Episode 3- The Alternatives from Rios Libres on Vimeo.

Monday, June 10, 2013

Video: Rios Libres Episode 2 - The History

Last week I introduced you to a new series of videos focused on the plight of the rivers in Chile's wild Patagonia region. This week we have the second video in the Rios Libres: Environmental Dispatches series, which will eventually be four parts in length. This time out we get a bit of a history lesson of the challenges that the rivers in Patagonia face as multi-national companies race to place dams on the river there in order to create hydroelectric power. But the impact of those dams could have a dramatic and irreversible effect on one of the last great wild spaces on our planet. We've seen it happen elsewhere and it would be a shame to see it happen in Patagonia as well.

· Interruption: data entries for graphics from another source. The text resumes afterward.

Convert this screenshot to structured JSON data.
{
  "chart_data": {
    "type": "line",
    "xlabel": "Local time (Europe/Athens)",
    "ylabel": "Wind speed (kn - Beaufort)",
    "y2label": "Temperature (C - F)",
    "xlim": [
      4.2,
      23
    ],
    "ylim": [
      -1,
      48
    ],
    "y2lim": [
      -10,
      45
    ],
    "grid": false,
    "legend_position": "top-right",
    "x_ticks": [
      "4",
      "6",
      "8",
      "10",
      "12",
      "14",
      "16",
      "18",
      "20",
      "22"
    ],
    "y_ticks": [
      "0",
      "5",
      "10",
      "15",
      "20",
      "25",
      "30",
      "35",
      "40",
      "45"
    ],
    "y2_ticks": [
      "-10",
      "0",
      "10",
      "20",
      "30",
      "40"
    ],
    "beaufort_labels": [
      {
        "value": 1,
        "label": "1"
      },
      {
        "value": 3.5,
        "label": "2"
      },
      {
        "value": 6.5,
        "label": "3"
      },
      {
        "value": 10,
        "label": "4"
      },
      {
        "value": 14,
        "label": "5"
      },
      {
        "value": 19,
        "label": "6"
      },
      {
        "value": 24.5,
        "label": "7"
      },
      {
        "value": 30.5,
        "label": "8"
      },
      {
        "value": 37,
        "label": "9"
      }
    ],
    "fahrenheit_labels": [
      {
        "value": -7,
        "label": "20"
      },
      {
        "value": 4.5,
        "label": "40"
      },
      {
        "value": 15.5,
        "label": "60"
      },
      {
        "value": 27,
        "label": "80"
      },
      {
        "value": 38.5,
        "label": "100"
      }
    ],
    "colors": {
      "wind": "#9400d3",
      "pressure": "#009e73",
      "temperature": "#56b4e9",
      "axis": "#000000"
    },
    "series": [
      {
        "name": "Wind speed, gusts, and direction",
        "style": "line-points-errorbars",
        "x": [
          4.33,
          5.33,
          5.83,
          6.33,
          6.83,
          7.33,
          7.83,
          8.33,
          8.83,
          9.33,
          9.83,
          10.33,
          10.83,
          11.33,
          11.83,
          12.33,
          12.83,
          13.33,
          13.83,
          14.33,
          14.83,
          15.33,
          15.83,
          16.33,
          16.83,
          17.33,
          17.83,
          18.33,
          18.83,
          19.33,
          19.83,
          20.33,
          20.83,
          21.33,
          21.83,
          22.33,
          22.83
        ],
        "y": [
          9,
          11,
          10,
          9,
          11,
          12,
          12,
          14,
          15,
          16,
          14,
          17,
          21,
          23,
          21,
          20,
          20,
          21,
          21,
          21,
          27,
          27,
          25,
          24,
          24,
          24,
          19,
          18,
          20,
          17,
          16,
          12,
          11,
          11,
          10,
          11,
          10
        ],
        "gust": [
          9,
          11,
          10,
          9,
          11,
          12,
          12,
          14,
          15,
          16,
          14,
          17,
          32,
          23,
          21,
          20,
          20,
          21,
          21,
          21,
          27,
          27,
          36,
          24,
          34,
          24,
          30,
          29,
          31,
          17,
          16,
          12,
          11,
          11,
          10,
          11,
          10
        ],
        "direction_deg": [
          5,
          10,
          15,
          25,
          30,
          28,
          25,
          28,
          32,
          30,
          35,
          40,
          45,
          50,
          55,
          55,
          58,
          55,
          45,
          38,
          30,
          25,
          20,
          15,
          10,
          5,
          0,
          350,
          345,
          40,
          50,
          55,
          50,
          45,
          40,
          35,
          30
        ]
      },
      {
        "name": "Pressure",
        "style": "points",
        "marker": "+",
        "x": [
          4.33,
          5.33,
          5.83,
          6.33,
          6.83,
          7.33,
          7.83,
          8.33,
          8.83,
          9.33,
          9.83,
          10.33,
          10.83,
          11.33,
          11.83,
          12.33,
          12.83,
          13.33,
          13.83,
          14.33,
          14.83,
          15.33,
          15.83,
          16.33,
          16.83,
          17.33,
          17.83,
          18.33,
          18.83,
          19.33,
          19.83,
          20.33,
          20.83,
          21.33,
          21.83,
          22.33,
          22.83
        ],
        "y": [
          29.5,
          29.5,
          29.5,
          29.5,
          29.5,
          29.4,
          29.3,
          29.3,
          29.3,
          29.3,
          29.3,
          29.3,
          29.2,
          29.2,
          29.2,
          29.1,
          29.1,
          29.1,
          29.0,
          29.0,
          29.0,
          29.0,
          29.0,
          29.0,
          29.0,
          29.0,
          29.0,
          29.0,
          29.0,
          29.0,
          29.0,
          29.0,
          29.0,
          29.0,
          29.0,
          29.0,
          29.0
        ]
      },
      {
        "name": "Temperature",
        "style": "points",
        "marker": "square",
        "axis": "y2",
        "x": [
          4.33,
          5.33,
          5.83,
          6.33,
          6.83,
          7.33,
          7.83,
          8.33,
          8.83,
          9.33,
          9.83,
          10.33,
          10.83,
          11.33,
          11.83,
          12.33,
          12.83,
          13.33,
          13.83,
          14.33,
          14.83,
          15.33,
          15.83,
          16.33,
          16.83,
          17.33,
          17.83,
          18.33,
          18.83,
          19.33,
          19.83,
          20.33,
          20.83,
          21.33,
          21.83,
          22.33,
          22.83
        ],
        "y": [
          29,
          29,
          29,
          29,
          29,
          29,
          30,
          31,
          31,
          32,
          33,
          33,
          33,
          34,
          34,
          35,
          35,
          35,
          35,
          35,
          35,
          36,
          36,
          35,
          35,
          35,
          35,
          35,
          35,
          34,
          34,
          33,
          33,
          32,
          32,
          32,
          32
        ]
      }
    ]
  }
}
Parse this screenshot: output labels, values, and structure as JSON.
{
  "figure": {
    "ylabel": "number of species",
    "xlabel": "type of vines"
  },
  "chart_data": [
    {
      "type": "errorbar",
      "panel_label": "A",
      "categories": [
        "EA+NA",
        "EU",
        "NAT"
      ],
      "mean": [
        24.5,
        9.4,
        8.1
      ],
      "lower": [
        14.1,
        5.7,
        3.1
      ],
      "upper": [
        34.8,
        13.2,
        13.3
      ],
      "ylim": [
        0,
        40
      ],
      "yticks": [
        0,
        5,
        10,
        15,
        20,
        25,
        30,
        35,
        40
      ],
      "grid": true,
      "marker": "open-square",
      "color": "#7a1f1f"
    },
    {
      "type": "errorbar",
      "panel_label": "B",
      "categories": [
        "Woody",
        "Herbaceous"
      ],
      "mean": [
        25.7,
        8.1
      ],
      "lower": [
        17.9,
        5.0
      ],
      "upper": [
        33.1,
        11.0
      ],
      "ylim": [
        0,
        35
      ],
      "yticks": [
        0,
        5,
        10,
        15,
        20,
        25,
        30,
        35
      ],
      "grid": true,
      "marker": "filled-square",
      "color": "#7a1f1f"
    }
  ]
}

Episode 2- The History from Rios Libres on Vimeo.

Wednesday, June 05, 2013

Video: Saving Patagonia's Wild Rivers

A new web video series has just launched entitled "Rios Libres: Environmental Dispatches." The four-part series explores the threats to Chile's rivers and the unique challenges that the people of that country are facing in order to save their wild spaces, including Patagonia, one of the most spectacular wildernesses on the planet.

The issue is that large conglomerates are planning to place five dams along two major rivers in Patagonia. Those dams will have a massive effect on the rivers and the ecosystems that surround them. In the video below, which is Episode 1 of this new series, we meet some of the people that live in Patagonia and get their thoughts on what the Baker and Pascua rivers mean to them.

Episode 1- The People from Rios Libres on Vimeo.